Investors in Central Europe kept their eyes on the strong dollar and US 10-year Treasuries after the latter's yield broke through key resistance levels, prompting a sell-off in emerging market assets.
The European Union's fast-growing and relatively stable eastern economies are linked to the euro rather than to the dollar, but the sell-off reached their markets nonetheless.
Tracking a mild retreat in US and German yields, Poland's 10-year yield dropped 2 basis points to 3.26 percent on Wednesday, following a 30 basis point rise since April.
Wednesday's retreat of the dollar in its euro cross also eased selling pressure on the zloty.
It gained 0.2 percent to 4.286 versus the euro by 0746 GMT, drifting off a 7-month low reached at 4.302 on Tuesday, while Czech crown firmed a quarter of a percent and the forint 0.05 percent.
All 14 analysts in a Reuters poll last week projected that the Polish central bank would keep its 1.5 percent benchmark rate on hold on Wednesday.

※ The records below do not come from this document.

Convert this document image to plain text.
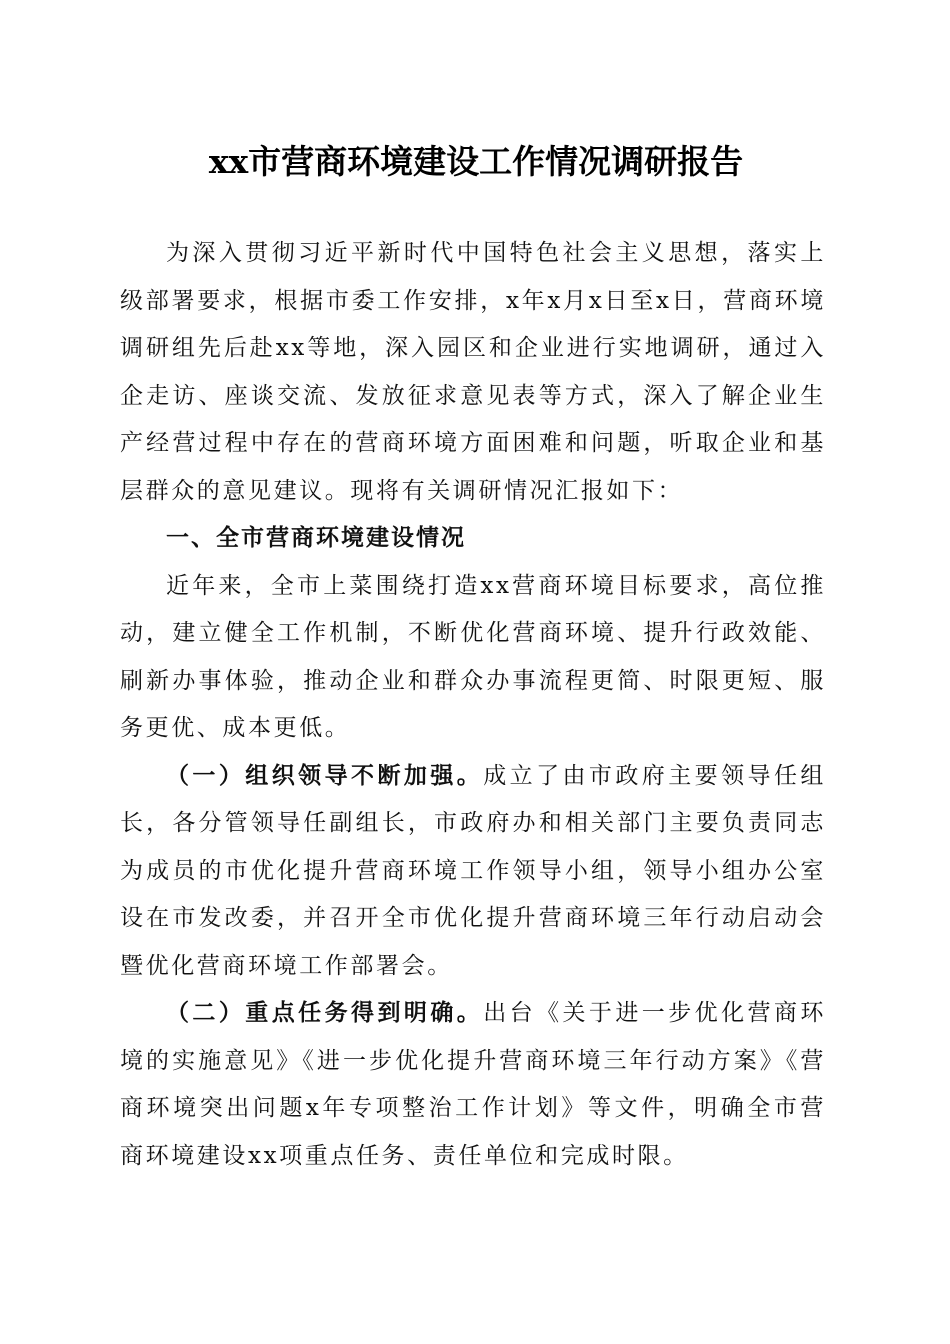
xx市营商环境建设工作情况调研报告

为深入贯彻习近平新时代中国特色社会主义思想，落实上级部署要求，根据市委工作安排，x年x月x日至x日，营商环境调研组先后赴xx等地，深入园区和企业进行实地调研，通过入企走访、座谈交流、发放征求意见表等方式，深入了解企业生产经营过程中存在的营商环境方面困难和问题，听取企业和基层群众的意见建议。现将有关调研情况汇报如下：

一、全市营商环境建设情况

近年来，全市上菜围绕打造xx营商环境目标要求，高位推动，建立健全工作机制，不断优化营商环境、提升行政效能、刷新办事体验，推动企业和群众办事流程更简、时限更短、服务更优、成本更低。

（一）组织领导不断加强。成立了由市政府主要领导任组长，各分管领导任副组长，市政府办和相关部门主要负责同志为成员的市优化提升营商环境工作领导小组，领导小组办公室设在市发改委，并召开全市优化提升营商环境三年行动启动会暨优化营商环境工作部署会。

（二）重点任务得到明确。出台《关于进一步优化营商环境的实施意见》《进一步优化提升营商环境三年行动方案》《营商环境突出问题x年专项整治工作计划》等文件，明确全市营商环境建设xx项重点任务、责任单位和完成时限。
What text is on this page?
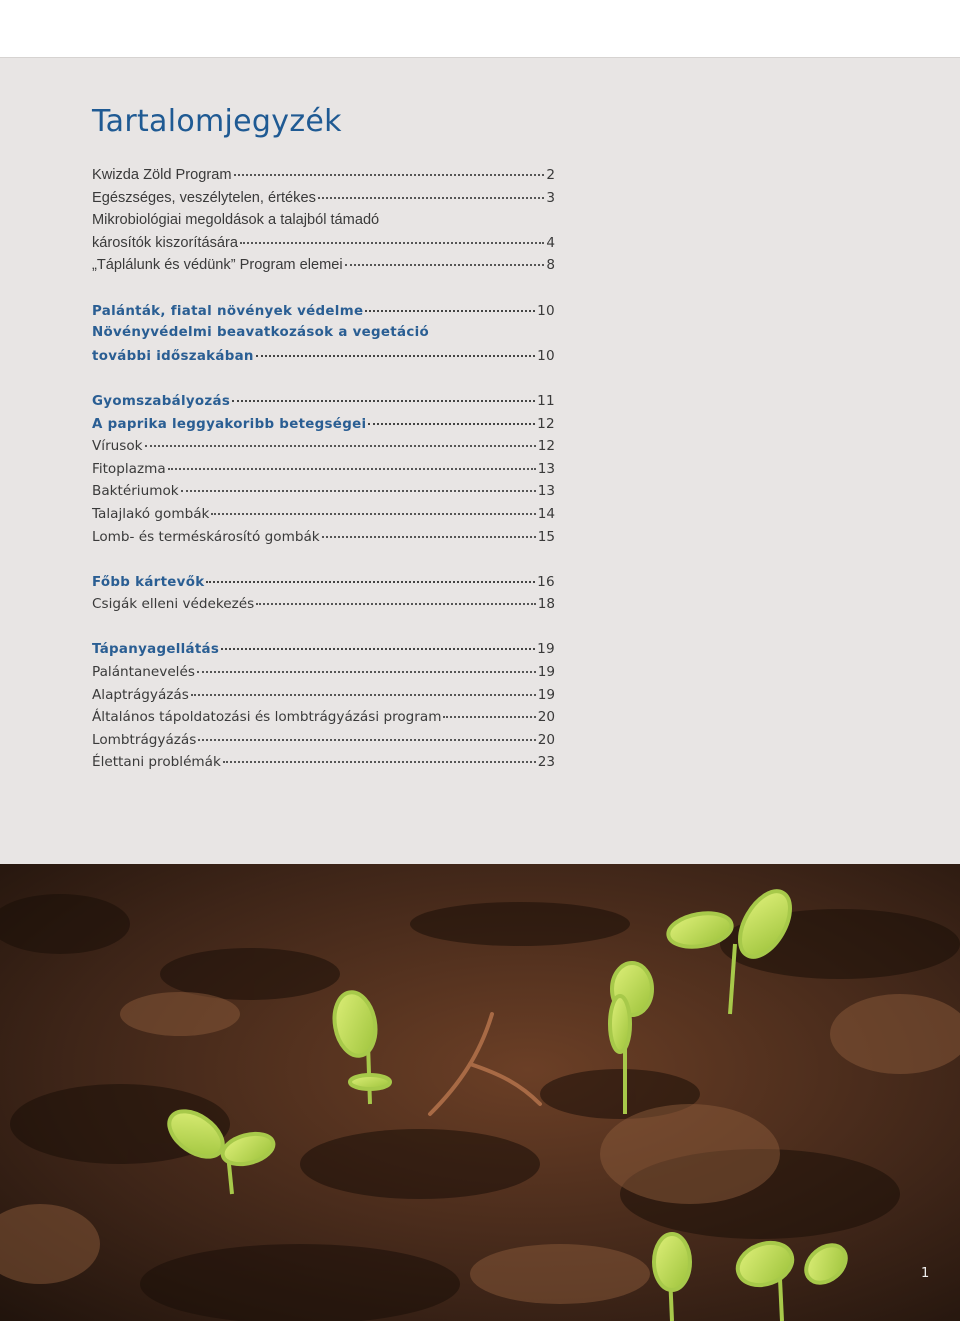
Tartalomjegyzék
Kwizda Zöld Program	2
Egészséges, veszélytelen, értékes	3
Mikrobiológiai megoldások a talajból támadó
károsítók kiszorítására	4
„Táplálunk és védünk” Program elemei	8
Palánták, fiatal növények védelme	10
Növényvédelmi beavatkozások a vegetáció
további időszakában	10
Gyomszabályozás	11
A paprika leggyakoribb betegségei	12
Vírusok	12
Fitoplazma	13
Baktériumok	13
Talajlakó gombák	14
Lomb- és terméskárosító gombák	15
Főbb kártevők	16
Csigák elleni védekezés	18
Tápanyagellátás	19
Palántanevelés	19
Alaptrágyázás	19
Általános tápoldatozási és lombtrágyázási program	20
Lombtrágyázás	20
Élettani problémák	23
1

Bond yields in the region and core markets rallied further since the poll, but the rise is unlikely to deter the bank from reiterating its forecast for no change in its record-low rates this year and next, analysts said.
Polish forward rate agreements price in a hike to come already late in 2019.
"We will hear today probably that the inflation is low, but we think that there is a risk that it may accelerate next year, so a rate hike in 2019 may happen," said Arkadiusz Urbanski, analyst at bank Pekao SA.
A hike may come even earlier, and expectations for tightening could strengthen the zloty if fuel prices continue to rise and a regionwide surge in wages starts to boost Polish prices, Raiffeisen analyst Stephan Imre said in a note.
Regional equities markets reflected some calm down after the past weeks' global jitters, with the main indices near Tuesday's closing levels.
Budapest's main index firmed slightly as OTP Bank shares, which have been on a rollercoaster around the key 11,000 forint level for weeks, rose by 2 percent.
Holding company Opus, a company part-owned by Lorinc Meszaros, an associate of Prime Minister Viktor Orban, gained 2.2 percent on reports that it would be added to MSCI's small cap indices.
The stocks of Polish insurer PZU rose 1 percent after it reported a smaller-than-expected fall in its first-quarter net profits.